Planning for Christmas in Westminster is almost as much a cherished tradition as the holiday itself.
But for many, Christmas 2012 will not quite be the same without Stan Ruchlewicz, the City of Westminster's administrator of economic development and Main Street manager, who died of a heart attack on June 5 at age 56.
During the holiday season, Ruchlewicz was a perennial fixture at the Locust Lane Santa House, serving as "Stanta" Claus to the delight of children and parents alike.
But he was also a driving force behind many of the events that make up the annual Miracle on Main Street activities in Westminster: the parade, the tree lighting and other special events that bring people, businesses and organizations together.
Ruchlewicz was recognized as a leading authority on planning and economic development for small communities — but he seemed to embrace the holidays in Westminster with special fervor.

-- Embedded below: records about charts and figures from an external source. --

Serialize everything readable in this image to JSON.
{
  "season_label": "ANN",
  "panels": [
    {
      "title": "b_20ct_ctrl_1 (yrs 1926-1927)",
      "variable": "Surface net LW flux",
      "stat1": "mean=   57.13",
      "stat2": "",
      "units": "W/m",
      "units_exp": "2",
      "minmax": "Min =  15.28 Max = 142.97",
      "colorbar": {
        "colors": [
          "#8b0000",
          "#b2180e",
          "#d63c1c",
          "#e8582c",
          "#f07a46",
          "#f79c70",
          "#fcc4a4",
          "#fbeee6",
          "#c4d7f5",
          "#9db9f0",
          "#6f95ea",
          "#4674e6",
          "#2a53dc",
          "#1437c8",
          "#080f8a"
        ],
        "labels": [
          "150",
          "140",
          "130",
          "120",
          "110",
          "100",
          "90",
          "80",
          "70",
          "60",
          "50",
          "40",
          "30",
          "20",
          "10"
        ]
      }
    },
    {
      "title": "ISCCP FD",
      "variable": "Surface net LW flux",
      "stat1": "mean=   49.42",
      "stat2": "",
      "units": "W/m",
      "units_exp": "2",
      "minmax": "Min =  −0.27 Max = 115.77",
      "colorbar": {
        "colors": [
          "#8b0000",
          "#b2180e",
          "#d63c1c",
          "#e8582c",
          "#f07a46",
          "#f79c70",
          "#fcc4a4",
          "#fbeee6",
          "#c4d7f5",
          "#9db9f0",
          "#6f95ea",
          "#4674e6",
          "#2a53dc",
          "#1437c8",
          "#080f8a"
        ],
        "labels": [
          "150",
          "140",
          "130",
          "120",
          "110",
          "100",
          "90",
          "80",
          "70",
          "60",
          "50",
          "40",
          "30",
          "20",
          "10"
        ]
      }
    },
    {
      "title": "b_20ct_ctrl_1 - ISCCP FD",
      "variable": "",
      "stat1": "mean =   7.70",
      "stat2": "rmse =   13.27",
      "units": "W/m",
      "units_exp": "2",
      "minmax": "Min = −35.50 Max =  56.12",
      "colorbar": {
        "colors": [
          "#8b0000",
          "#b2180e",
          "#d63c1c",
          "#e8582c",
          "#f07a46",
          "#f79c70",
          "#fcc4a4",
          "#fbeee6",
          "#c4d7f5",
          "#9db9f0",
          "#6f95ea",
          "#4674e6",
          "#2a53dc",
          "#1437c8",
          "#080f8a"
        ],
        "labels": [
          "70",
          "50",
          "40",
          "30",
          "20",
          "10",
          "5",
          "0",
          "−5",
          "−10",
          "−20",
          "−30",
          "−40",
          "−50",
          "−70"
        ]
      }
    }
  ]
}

Sam Greenholtz, who served on the Westminster Common Council from 1987 through 1993, recalled working with Ruchlewicz and the Greater Westminster Development Corporation to plan for the holidays, and especially, "the idea of reviving an old Westminster tradition of having a Christmas parade."
"Stan jumped on the idea and began making calls, planning some type of promotion to go with the parade and bringing all of the pieces together. I think that was in July, and at the August meeting we had it all put together, with Stan leading the charge," said Greenholtz in an email.
"He kept saying how much he enjoyed the holidays, he said. "I remember he wanted to be Santa in the parade, but realized we needed his talents elsewhere. ... He figured it all out for the future parades.
"I once told him he reminded me of Tim Allen in the (movie) 'Santa Clause,' because he transformed around the holidays, just as Tim did in the movie," said Greenholtz. "He loved it."
Westminster's director of planning, Tom Beyard, called Ruchlewicz "Mr. Main Street," and said he, "doubled as our downtown Santa Claus. ... Santa Stan spent countless weekends at his Christmas House on Locust Lane."
Sherri Hosfeld Joseph, owner of Birdie's Coffee Café, credits Ruchlewicz as one of many who helped her get her Main Street restaurant off the ground.
"This holiday season will be joyful, in part because of his work, she said. "Stan will be on our minds, but I'm sure he is looking down on us from above as we prepare for the holidays."
In 2010, Ruchlewicz estimated that some 22,000 people had come to Main Street for the parade and activities opening the holiday season. That made it an economic development success, but he measured it another way.
"What really makes it all worthwhile, and this comes from my years of being a 'special assistant' to Santa Claus, is watching the awe-struck faces of the kids watching the parade, lighting the tree and having fun," Ruchlewicz told The Eagle.